Nonostante le profonde divergenze con le due militanti italiane, non
neghiamo che la sprovvedutezza e l'ideologismo possano convivere con
una enorme dose di buona fede, con un anelito, seppure distorto, a
voler costruire per l'umanità futura un mondo migliore.

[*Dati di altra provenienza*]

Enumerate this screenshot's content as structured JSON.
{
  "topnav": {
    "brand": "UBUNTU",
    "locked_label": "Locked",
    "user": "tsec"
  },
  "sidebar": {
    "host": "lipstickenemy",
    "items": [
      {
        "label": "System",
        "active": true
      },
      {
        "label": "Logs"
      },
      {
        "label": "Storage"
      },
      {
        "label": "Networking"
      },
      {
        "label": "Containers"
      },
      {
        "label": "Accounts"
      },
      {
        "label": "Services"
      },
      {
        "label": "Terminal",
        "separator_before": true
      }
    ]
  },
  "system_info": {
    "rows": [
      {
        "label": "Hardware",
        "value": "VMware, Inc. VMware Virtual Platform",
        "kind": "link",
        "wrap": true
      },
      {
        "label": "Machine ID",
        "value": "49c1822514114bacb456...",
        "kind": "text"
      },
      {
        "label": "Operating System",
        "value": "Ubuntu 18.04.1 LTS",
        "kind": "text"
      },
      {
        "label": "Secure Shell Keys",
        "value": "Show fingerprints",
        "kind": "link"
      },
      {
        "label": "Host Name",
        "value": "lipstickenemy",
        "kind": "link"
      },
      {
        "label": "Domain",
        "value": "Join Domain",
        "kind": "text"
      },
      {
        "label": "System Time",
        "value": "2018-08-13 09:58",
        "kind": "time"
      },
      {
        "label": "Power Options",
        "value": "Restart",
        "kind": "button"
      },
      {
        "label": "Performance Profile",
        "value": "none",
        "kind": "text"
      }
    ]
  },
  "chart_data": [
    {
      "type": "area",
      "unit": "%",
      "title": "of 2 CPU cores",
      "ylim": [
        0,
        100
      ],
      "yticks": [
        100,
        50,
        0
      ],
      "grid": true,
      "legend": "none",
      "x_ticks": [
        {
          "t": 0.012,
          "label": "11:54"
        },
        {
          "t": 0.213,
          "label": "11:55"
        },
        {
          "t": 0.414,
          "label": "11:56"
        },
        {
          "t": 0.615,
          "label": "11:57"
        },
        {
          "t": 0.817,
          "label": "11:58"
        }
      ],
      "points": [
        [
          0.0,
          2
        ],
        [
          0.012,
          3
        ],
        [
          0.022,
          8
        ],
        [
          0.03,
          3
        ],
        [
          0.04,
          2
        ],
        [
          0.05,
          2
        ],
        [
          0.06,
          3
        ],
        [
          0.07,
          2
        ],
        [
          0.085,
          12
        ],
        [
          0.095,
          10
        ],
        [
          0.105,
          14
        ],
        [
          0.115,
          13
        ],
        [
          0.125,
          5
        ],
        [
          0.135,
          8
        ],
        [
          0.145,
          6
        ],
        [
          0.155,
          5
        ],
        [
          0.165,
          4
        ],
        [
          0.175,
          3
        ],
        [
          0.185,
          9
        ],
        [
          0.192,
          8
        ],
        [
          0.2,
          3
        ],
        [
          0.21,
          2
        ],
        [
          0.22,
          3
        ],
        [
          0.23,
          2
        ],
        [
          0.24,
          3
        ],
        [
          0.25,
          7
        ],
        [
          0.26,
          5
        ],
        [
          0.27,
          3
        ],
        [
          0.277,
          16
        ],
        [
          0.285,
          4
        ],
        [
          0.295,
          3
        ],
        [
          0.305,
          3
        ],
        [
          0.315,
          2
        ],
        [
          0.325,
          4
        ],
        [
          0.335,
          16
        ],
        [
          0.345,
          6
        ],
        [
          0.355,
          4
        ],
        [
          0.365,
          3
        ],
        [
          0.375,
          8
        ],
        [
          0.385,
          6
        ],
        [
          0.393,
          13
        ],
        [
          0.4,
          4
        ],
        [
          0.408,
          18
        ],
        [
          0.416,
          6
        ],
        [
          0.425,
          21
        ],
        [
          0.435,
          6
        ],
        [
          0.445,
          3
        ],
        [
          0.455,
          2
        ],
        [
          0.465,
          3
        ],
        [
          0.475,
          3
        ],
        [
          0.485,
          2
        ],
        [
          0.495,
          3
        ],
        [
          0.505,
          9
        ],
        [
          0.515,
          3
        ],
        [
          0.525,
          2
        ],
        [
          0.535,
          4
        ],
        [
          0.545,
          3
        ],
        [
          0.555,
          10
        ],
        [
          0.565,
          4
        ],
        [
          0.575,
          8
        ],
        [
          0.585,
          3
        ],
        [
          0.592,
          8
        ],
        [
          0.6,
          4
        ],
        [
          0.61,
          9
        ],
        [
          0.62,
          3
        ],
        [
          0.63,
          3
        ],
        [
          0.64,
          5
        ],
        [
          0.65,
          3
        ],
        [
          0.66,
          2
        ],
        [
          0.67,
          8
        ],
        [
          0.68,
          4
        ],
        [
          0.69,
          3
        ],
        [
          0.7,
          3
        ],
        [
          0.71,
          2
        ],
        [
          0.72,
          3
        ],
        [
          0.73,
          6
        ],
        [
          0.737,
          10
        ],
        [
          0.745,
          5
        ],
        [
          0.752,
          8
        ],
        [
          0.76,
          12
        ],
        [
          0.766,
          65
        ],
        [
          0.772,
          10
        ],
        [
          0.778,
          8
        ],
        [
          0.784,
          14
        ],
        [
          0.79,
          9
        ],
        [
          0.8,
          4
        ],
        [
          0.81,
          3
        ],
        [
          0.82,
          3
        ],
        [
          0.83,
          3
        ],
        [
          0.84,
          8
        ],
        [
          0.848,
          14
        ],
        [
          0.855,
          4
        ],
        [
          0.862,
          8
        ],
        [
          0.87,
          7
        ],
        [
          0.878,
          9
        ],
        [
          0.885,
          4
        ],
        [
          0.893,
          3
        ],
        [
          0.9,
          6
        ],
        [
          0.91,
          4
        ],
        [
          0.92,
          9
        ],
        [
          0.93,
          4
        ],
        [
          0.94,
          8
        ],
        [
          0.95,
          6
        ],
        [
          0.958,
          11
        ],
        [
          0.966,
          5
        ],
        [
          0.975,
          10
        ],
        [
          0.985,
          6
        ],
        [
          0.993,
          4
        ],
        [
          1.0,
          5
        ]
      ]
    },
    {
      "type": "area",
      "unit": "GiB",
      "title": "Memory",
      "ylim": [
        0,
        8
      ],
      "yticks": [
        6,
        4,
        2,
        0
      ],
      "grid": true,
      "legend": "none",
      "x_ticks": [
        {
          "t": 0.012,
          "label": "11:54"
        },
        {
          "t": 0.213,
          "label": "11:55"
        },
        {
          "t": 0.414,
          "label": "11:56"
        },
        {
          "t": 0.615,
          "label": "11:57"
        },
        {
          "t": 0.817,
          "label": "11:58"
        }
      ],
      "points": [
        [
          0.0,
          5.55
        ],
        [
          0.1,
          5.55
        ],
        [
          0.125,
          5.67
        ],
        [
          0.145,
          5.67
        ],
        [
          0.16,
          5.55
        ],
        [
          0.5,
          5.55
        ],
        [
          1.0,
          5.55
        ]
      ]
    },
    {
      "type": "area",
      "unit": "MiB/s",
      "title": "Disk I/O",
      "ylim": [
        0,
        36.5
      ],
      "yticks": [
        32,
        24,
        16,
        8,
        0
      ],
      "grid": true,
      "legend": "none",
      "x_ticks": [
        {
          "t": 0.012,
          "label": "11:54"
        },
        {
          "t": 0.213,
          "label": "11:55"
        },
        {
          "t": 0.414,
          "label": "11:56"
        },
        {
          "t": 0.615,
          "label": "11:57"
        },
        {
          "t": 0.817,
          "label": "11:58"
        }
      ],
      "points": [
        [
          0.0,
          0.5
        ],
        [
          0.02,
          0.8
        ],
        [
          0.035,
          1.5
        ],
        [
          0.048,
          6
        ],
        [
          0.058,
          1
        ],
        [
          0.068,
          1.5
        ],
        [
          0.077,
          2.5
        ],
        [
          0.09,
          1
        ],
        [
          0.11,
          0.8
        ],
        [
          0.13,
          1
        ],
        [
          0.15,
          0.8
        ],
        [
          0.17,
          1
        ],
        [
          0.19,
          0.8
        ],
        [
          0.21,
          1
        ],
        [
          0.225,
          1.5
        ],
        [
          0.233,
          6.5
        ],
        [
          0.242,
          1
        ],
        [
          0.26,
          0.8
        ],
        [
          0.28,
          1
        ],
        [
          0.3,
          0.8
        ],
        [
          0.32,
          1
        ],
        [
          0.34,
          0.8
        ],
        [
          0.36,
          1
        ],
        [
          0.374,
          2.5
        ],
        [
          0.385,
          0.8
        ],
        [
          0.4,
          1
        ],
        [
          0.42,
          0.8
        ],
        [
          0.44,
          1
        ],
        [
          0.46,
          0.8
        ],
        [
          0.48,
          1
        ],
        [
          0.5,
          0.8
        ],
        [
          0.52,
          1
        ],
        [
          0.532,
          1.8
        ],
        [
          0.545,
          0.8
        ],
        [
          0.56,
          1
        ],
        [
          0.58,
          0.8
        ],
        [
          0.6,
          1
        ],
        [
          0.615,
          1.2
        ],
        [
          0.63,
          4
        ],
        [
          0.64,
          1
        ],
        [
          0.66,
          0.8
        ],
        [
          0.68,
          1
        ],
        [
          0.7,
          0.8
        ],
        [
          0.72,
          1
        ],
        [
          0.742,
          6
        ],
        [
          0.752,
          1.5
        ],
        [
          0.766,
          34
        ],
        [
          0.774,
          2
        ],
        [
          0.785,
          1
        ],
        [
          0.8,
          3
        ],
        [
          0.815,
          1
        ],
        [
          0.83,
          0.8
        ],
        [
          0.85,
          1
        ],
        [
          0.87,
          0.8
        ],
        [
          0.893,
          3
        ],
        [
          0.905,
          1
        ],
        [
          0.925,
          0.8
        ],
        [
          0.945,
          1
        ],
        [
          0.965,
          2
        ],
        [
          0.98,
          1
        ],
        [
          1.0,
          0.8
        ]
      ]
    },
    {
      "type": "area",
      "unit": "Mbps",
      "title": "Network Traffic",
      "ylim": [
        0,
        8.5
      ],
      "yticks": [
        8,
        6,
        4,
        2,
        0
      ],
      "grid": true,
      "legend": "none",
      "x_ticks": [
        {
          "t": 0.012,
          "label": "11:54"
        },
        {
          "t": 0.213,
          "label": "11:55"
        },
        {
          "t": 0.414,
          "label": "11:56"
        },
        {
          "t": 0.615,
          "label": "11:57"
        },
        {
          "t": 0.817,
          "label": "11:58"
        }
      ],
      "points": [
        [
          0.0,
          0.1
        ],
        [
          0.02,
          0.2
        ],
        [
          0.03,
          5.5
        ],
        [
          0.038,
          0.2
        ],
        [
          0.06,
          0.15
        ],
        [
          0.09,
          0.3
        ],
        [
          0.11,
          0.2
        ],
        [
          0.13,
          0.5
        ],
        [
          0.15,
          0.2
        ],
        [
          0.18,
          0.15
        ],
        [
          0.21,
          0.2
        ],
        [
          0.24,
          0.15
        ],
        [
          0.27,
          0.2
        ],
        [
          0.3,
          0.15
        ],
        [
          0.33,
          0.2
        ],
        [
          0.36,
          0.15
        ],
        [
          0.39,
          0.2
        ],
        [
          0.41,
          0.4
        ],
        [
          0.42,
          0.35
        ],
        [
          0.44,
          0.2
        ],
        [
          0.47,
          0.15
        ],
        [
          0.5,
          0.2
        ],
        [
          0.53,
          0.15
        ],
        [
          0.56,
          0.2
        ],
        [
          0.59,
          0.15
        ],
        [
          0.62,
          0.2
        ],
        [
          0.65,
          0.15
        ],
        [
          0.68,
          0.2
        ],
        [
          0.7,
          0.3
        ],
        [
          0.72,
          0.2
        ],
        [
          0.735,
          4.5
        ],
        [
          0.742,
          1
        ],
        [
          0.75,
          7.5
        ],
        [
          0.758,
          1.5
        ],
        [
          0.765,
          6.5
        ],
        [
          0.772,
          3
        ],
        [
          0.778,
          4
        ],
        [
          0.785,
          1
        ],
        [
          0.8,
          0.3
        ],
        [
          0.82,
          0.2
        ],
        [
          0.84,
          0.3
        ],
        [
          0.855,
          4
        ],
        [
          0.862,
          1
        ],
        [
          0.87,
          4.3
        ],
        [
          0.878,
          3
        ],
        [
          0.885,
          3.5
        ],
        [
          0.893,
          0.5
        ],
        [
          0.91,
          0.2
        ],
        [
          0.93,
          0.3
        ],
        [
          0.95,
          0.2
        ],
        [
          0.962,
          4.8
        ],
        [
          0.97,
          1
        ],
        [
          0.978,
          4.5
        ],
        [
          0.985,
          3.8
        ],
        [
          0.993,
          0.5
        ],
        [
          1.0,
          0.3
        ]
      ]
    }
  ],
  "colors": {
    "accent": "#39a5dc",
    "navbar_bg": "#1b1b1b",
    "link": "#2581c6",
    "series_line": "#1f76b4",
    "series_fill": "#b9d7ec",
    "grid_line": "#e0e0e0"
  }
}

Ci auguriamo
anzi che l'esperienza serva d'insegnamento per loro e per tanti
altri ragazzi avvelenati da ideologie estremiste autodistruttive,
per tutti quei militanti d'area no global che oggi si chiedono:
"Perché anche a noi?". Serva a coloro che sino a ieri si illudevano,
pensando "i terroristi non ci toccheranno; sanno che siamo contro
l'America e contro l'Occidente".
Al governo italiano lanciamo invece un altro appello: chiediamo che
sia al più presto nominata una Commissione parlamentare d'inchiesta
su "un ponte per…", su Emergency, sulle "Donne in Nero" e su altre
consimili organizzazioni che indottrinano i ragazzi e le ragazzine
senso estremista ed anti-italiano, per poi mandarli allo sbaraglio
in teatri d'operazioni militari, e che per giunta lo fanno con fondi
delle amministrazioni locali. Che la nostra storia contemporanea non
conosca altri Baldoni e altre Simore. Non lo possiamo permettere.